One of the most Vcm voltages we deal with is 50/60 Hz as it is
"everywhere", coupling into circuits magnetically or electro statically.

Clock noise another common Vcm.


Regards, Dana.

 

[deep_sea]

Hello,

I am confused whether to use DC analysis or AC analysis to prove the below statements.

Case 1: Im3,4 >Iss
If the current in M3,4, I(M3,4), is high compared with Iss then that means the Vocm is high. To make Iss equal to Im3,4 we increase the Vp of M3,4 such that IM3,4 reduces.
Case 2: Im3,4<Iss
If the current in M3,4, I(M3,4), is low compared with Iss then that means the Vocm is low. To make Iss equal to Im3,4 we decrease the Vp of M3,4 such that IM3,4 increases.

The above logc makes sense to me If I follow the small signal analysis. However, my dilemma is that output common mode voltage (Vocm) is a DC quantity, in that case we should use something like Vop or Vom=VDD-Im3,4*R (resistance of M3,4).
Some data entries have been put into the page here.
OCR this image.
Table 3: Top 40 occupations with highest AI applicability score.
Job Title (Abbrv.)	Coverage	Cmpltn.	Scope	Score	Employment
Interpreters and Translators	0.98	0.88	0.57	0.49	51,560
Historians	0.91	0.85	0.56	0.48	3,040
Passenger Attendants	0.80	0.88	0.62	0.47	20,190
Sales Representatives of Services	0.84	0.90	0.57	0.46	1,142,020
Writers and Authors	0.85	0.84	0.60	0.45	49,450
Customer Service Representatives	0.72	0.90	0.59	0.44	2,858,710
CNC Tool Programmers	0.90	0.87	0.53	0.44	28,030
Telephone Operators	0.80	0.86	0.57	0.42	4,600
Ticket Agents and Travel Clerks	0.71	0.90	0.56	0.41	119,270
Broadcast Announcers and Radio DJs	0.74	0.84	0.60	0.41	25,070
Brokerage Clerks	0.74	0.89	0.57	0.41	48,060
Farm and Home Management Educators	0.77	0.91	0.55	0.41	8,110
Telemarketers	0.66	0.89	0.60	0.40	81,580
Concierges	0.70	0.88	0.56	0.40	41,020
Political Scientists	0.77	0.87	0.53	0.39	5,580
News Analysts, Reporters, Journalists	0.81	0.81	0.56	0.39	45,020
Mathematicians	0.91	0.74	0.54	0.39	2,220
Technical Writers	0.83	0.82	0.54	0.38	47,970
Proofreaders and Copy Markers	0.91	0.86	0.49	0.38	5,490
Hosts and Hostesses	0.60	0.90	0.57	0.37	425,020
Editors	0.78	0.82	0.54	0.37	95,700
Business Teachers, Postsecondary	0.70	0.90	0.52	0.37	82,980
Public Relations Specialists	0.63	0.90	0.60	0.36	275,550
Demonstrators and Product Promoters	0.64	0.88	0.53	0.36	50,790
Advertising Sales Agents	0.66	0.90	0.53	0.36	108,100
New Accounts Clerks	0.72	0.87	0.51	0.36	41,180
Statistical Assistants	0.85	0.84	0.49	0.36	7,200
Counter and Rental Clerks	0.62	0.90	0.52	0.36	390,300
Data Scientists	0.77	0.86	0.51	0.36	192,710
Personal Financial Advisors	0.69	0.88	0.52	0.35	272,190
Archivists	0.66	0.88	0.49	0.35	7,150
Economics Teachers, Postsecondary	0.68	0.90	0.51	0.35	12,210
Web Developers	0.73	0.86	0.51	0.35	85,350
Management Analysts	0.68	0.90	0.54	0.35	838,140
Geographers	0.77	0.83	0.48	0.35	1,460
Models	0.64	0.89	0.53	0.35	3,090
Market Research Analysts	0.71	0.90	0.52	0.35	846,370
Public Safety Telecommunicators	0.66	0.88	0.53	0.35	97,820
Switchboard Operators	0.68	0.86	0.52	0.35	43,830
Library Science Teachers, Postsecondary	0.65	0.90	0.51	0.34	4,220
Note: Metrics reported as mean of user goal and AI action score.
If I analyse in this view, the above statements are just opposite. Can someone confirm. Thanks

View attachment 167624
From: Design of Analog CMOS Integrated Circuits, Second Edition, Behzad Razavi

If I understand your question right, you want to know how the AC simulation accounts for the DC variations of the VOCM. The AC analysis is based on small signal analysis "around your DC operating point". So if the output CM is pulled towards either VDD or ground, then you will have transistors leave the saturation and consequently a small gain.

 

[sutapanaki]

Hello,

I am confused whether to use DC analysis or AC analysis to prove the below statements.

Case 1: Im3,4 >Iss
If the current in M3,4, I(M3,4), is high compared with Iss then that means the Vocm is high. To make Iss equal to Im3,4 we increase the Vp of M3,4 such that IM3,4 reduces.
Case 2: Im3,4<Iss
If the current in M3,4, I(M3,4), is low compared with Iss then that means the Vocm is low. To make Iss equal to Im3,4 we decrease the Vp of M3,4 such that IM3,4 increases.

The above logc makes sense to me If I follow the small signal analysis. However, my dilemma is that output common mode voltage (Vocm) is a DC quantity, in that case we should use something like Vop or Vom=VDD-Im3,4*R (resistance of M3,4). If I analyse in this view, the above statements are just opposite. Can someone confirm. Thanks

You don't consider M3,4 as resistors, because they are not. They are current sources. In very simplified terms your common-mode voltage is VDD-Vgs3,4.
If your output ac signals Vop and Vom are perfectly differential, then the common-mode voltage is pretty much DC. If, say, one side of vop or vom clips for example, then the common-mode voltage will vary, because outputs are not balanced anymore.
When you access the stability of the common-mode feedback loop then you apply ac analysis because you are interested in the small variations and look if they go crazy i.e. unstable.

 

[circuitking]

You don't consider M3,4 as resistors, because they are not. They are current sources. In very simplified terms your common-mode voltage is VDD-Vgs3,4.

To put my question differently "Why Vocm is high, If the current in M3,4, I(M3,4), is high compared with Iss"

 

[FvM]

You find the CMFB operation point by DC anaylsis.

 

[sutapanaki]

To put my question differently "Why Vocm is high, If the current in M3,4, I(M3,4), is high compared with Iss"

The circuit that you have attached doesn't suppose that the current in M3,4 is controlled differently than Iss. For common-mode transistors M3 and M4 are diode connected and thus the common-mode is defined by their Vgs when a current of Iss/2 goes through them. For differential mode those transistors act as current sources with high output resistance.